Molybdenum bupropion combined neurotoxicity in rats.

Heavy metal toxicity is a common foodborne problem in Egypt, especially in combination. Molybdenum toxicity has been studied as a model of the heavy metal toxicity. Molybdenum could promote toxicity via oxidative-inflammatory mechanisms. Bupropion is a well-known antidepressant that has anti-oxidant mechanisms. It exerts a cytoprotective action against molybdenum induced metal toxicity. The aim of the study is to evaluate the effects of combined bupropion and molybdenum in a toxic animal model. The results showed that the combination of bupropion and high doses of molybdenum was extremely toxic with an evident animal fatality. Bupropion showed a clear anti-oxidant/anti-inflammatory profile detected by the ELISA assay of malondialdehyde (MDA), reduced glutathione, and interleukin -6 (IL-6), and real-time gene expression of nuclear factor erythroid 2-related factor 2 (Nrf2) and tumor necrosis factor-α (TNF-α).
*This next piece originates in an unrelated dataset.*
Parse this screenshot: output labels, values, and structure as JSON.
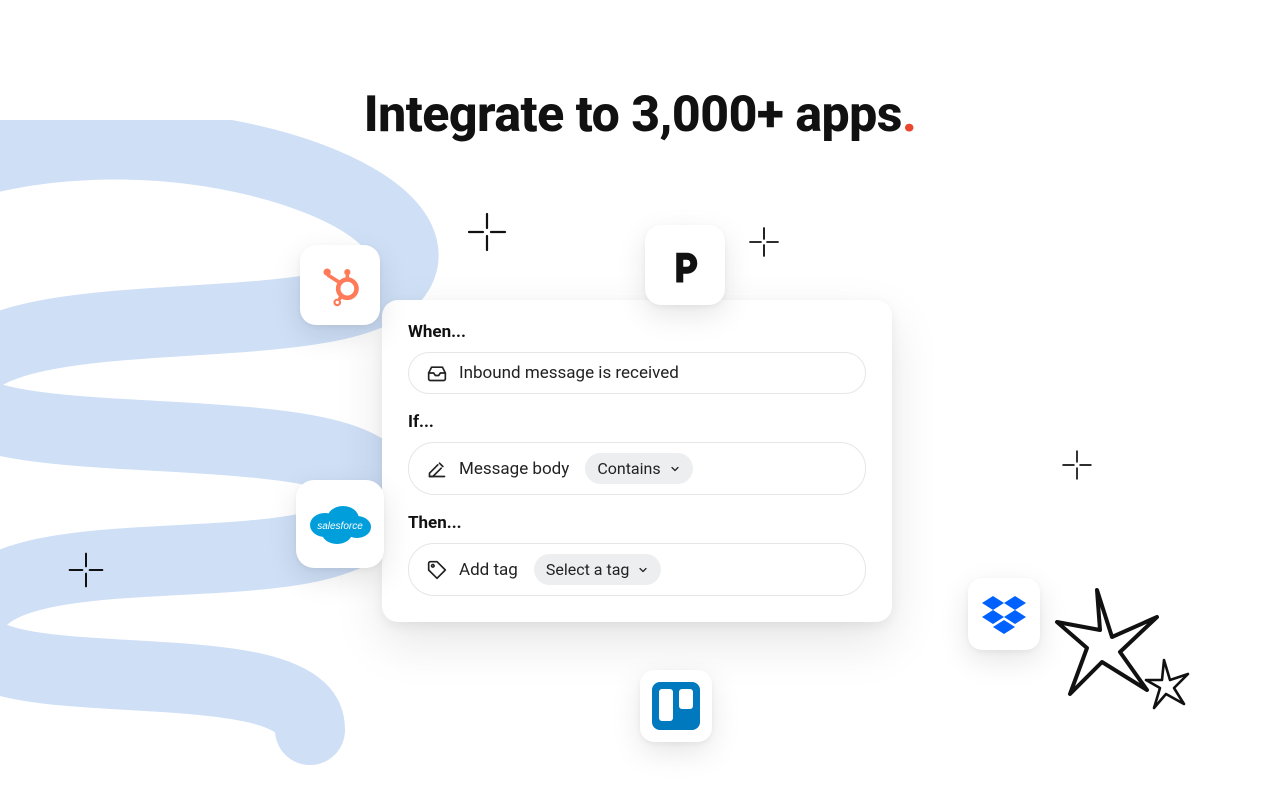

The immunohistochemistry of nuclear factor Kappa Beta (NF-κB) showed that bupropion reduced the inflammatory response induced by the molybdenum neurotoxicity. Despite the improved laboratory profile, the animals were extremely intoxicated with recorded fatalities raising the question about other pathways and mechanisms explaining the drug metal interaction. Furthermore, Bupropion even in normal doses was toxic to the animals. Choroid plexus hyperplasia was reported in the histological examination of the animal brain loaded with bupropion, and choroid plexus papilloma was recorded in the combined drug metal group. More wide-scale studies are needed to verify the safety of the current antidepressant medications for the long-term therapy. It is important to focus on drug metal interaction as a possible cause of neuropathology.